Una radio sonaba en la habitación de al lado.
"Yo no sé lo que me pasa cuando estoy con vos, me hipnotiza tu sonrisa, me desarma tu mirada, y de mí no queda nada, me derrito como un hielo al sol…"
De pronto los recuerdos inundaron su mente y sus ojos. Esa vieja estrofa escuchada en el contestador telefónico de su departamento de soltera, cuando llegaba de un día de trabajo agotador, le renovaba la alegría de vivir. Sin querer hacía una retrospectiva de cuánto había pasado en tanto tiempo. De cómo había cambiado su vida ese que se comportaba como adolescente para conquistarla.
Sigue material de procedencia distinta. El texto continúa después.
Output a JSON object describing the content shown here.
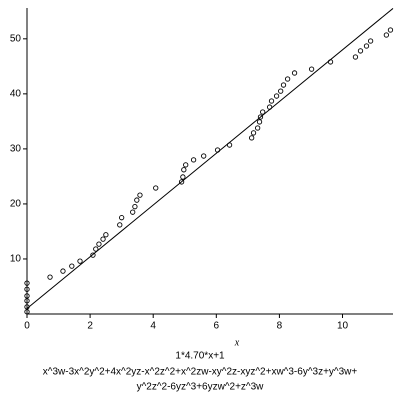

"Yo no soy tu prisionero y no tengo alma de robot, pero hay algo en tu carita que me gusta, que me gusta y se llevó mi corazón, se llevó mi corazón, se llevó mi corazón, se llevó mi corazón."
La música se detuvo, al igual que ella frente al espejo. Fue entonces cuando lo comprendió. Entonces tomó la hojita de afeitar que aún conservaba de su marido y empezó a destruir la prueba del delito. Comenzó a tajear su rostro, centímetro por centímetro. Nadie más moriría por su culpa. Nadie más.